Haemorrhoid embolisation is a newly established way of haemorrhoid treatment without having to commit to more permanent but more painful surgeries.


A small catheter is placed into the radial artery via a tiny pinhole in the wrist and navigated into the small arteries that supply the haemorrhoids. Small ‘microcoils’ are then deployed into these arteries causing blockage of blood flow.

Nester Microcoil (Cook Medical)

The tiny ‘nest’ of platinum alloy that’s placed in the arteries that supply blood flow to the haemorrhoids.


Blockage of blood flow results in the haemorrhoids shrinking over time. Instead of treating the haemorrhoid surgically, embolisation treats the haemorrhoid from its source in a minimally invasive, painless way.

How Long Does the Procedure Take?

The procedure takes approximately 40 minutes depending on how difficult it is to access the arteries which sometimes come off at tricky angles.

What Anaesthetic is Used During the Procedure?

The procedure is performed under ‘deep sedation’ which essentially means a deep sleep. This involves medication given into the drip as opposed to general anaesthetic which is when a tube is inserted into the throat. It is therefore safer and associated with fewer complications.

What Happens After the Haemorrhoid Treatment?

  • You are taken to the ward for the sedative medication to wear off.

  • The small band that was applied to your wrist is deflated every 15 minutes and then removed. A small plaster is applied to the tiny pinhole through which the doctor worked. There are no stitches or cuts!

  • Once you are awake, comfortable and have had some lunch you can go home.

Do I Need to Stay Overnight?

No.
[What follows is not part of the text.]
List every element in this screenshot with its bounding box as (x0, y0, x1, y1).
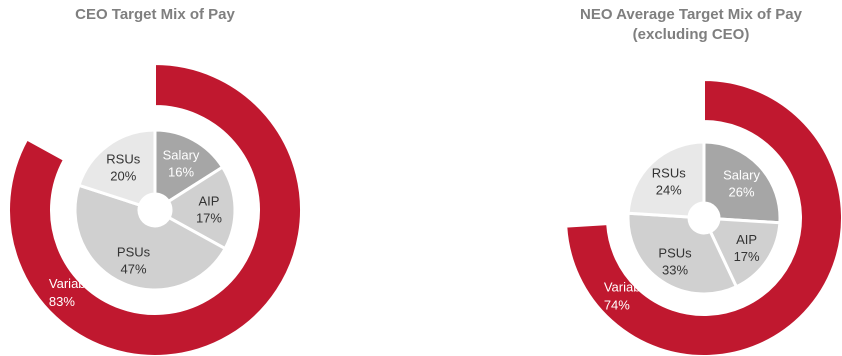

Most patients can go home the same day unless your bleeding was very severe before the procedure and your doctor wants to keep you for a little longer.

What Are the Benefits of this Haemorrhoid Treatment Over Traditional Surgery?

  • Non painful

  • More dignified

  • No cutting

  • Very low complication rates

  • No risk of post operative faecal incontinence

  • Works best for bleeding haemorrhoids

  • Quicker recovery and return to work

What Are the Limitations?

  • Very new procedure and there are still questions with regard to effectiveness in treating all symptoms equally.

  • Limited improvement in prolapsed haemorrhoids

  • Has less impact on itch and discomfort.

What Are the Risks?

The procedure is very low risk but of course, any anaesthetic carries a small risk of allergy or reaction. The anesthetic is a deep sedation and therefore is much safer than a full general anesthetic. The procedure is most often done through the wrist which can result in some bruising and injury to the artery this is also very rarely a significant problem.

What Do I Need to Do to Have This Procedure?

  1. See one of our affiliated surgeons to exclude that there is nothing more sinister causing your symptoms.
  2. Complete a history form for our doctors who will contact you.
  3. Have some routine blood tests.
  4. Have a CT scan of the pelvic arteries. This is a specialised microinvasive scan to ‘map out’ and evaluate the arteries in your pelvic area. This test is important to exclude any vessel abnormality that may affect the pathway through the arteries that supply the haemorrhoids. It also allows the doctors to assess the other structures in your pelvic area to make sure there is no other abnormality that may be causing your symptoms.